Dans les années 50, après ses études de cinéma, il est devenu assistant de :

1951 : André Heinrich sur Terreur en Oklahoma, André Berthomieu sur Le roi des camelots et sur Chacun son tour, Georges Lacombe sur La nuit est mon royaume, Jean-Paul Le Chanois sur Sans laisser d'adresse

1952 : André Berthomieu sur Allô... je t'aime, Guy Lefranc sur Elle est moi

1953 : André Berthomieu sur Belle mentalité

1954 : Marcel Carné sur L'air de Paris, Jean-Paul Le Chanois sur Papa, maman, la bonne et moi...

1955 : Jean-Paul Le Chanois sur Village magique et sur Les évadés

1957 : Maurice Delbez sur A pied, à cheval et en voiture

1958 : André Berthomieu sur En légitime défense, Denys de La Patellière sur Les grandes familles

1959 : Denys de La Patellière sur Les yeux de l'amour

1960 : Denys de La Patellière sur Un taxi pour Tobrouk (j'aime beaucoup ce film).

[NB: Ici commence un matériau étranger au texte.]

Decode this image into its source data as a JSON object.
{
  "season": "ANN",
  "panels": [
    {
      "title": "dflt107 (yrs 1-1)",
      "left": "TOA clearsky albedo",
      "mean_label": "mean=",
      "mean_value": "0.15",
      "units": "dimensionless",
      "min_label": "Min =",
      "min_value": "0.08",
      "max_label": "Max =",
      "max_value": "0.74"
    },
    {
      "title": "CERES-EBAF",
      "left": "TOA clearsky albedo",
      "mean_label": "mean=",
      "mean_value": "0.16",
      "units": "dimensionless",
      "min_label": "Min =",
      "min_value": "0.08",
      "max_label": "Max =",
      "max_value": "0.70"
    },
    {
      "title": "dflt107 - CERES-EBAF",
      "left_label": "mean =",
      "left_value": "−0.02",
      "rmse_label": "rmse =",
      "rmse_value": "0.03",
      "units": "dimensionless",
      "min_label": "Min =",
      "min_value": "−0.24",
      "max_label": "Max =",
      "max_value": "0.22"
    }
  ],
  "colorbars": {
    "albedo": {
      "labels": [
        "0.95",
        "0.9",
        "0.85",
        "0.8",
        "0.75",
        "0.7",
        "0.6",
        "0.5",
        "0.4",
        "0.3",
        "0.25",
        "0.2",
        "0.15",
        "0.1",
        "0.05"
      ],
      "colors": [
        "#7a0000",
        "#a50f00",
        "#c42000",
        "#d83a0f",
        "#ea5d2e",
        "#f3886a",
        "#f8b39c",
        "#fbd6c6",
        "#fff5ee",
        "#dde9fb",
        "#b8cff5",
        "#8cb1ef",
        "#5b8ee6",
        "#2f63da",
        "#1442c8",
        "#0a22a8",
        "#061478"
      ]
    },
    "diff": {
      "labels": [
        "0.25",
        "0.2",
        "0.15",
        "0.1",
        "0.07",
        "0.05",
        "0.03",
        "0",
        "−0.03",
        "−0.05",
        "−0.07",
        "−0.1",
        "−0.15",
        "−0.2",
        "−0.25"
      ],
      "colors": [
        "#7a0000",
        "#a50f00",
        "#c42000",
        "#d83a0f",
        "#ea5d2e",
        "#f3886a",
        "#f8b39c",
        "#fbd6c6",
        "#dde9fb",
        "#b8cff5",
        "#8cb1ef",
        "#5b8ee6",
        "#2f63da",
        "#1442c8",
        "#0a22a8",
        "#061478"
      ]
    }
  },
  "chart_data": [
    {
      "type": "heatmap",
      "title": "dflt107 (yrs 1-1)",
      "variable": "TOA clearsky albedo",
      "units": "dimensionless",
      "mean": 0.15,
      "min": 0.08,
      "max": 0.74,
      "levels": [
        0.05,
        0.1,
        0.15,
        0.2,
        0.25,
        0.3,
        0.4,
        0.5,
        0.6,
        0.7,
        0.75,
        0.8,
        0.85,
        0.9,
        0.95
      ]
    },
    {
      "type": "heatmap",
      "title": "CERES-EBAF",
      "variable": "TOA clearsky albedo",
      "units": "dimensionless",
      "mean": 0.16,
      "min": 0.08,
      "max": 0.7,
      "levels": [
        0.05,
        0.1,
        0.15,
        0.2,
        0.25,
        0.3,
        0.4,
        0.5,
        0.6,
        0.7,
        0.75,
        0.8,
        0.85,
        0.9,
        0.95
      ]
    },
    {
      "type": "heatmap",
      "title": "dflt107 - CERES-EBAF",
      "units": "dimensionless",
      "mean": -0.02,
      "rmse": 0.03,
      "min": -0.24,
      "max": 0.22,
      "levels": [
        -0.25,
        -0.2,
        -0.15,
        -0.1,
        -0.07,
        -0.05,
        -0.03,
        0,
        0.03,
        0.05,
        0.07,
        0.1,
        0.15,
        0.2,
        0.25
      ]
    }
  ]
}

LeChat.gifSon premier film est Le petit garçon de l'ascenceur (qu'il me semble n'avoir jamais vu !) : 1962, noir et blanc, 90 min.

En 1981, il a obtenu le Prix Louis-Delluc pour Une étrange affaire avec Nathalie Baye (César de la meilleure actrice dans un second rôle), Gérard Lanvin (Prix Jean Gabin) et Michel Piccoli (Ours d'Argent du meilleur acteur au Festival de Berlin) : belle brochette d'acteurs et de récompenses !

Pierre Granier-Deferre a scénarisé de nombreux films et épisodes de séries. Il a réalisé plus de 25 longs métrages dont Le Chat que j'ai revu il y a peu. Le Chat, adapté d'un roman de Georges Simenon, fut réalisé en 1971 avec Jean Gabin et Simone Signoret, magistraux en couple de vieillards qui s'engueulent tout le temps mais ne peuvent vivre l'un sans l'autre. Pierre Granier-Deferre admirait Georges Simenon et avait d'ailleurs réalisé des épisodes de Maigret (avec Bruno Cremer).

Un de ses enfants, Denys Granier-Deferre, né en 1949, est également réalisateur mais aussi scénariste et acteur.


PS : Ceci est le centième article publié dans ce blog.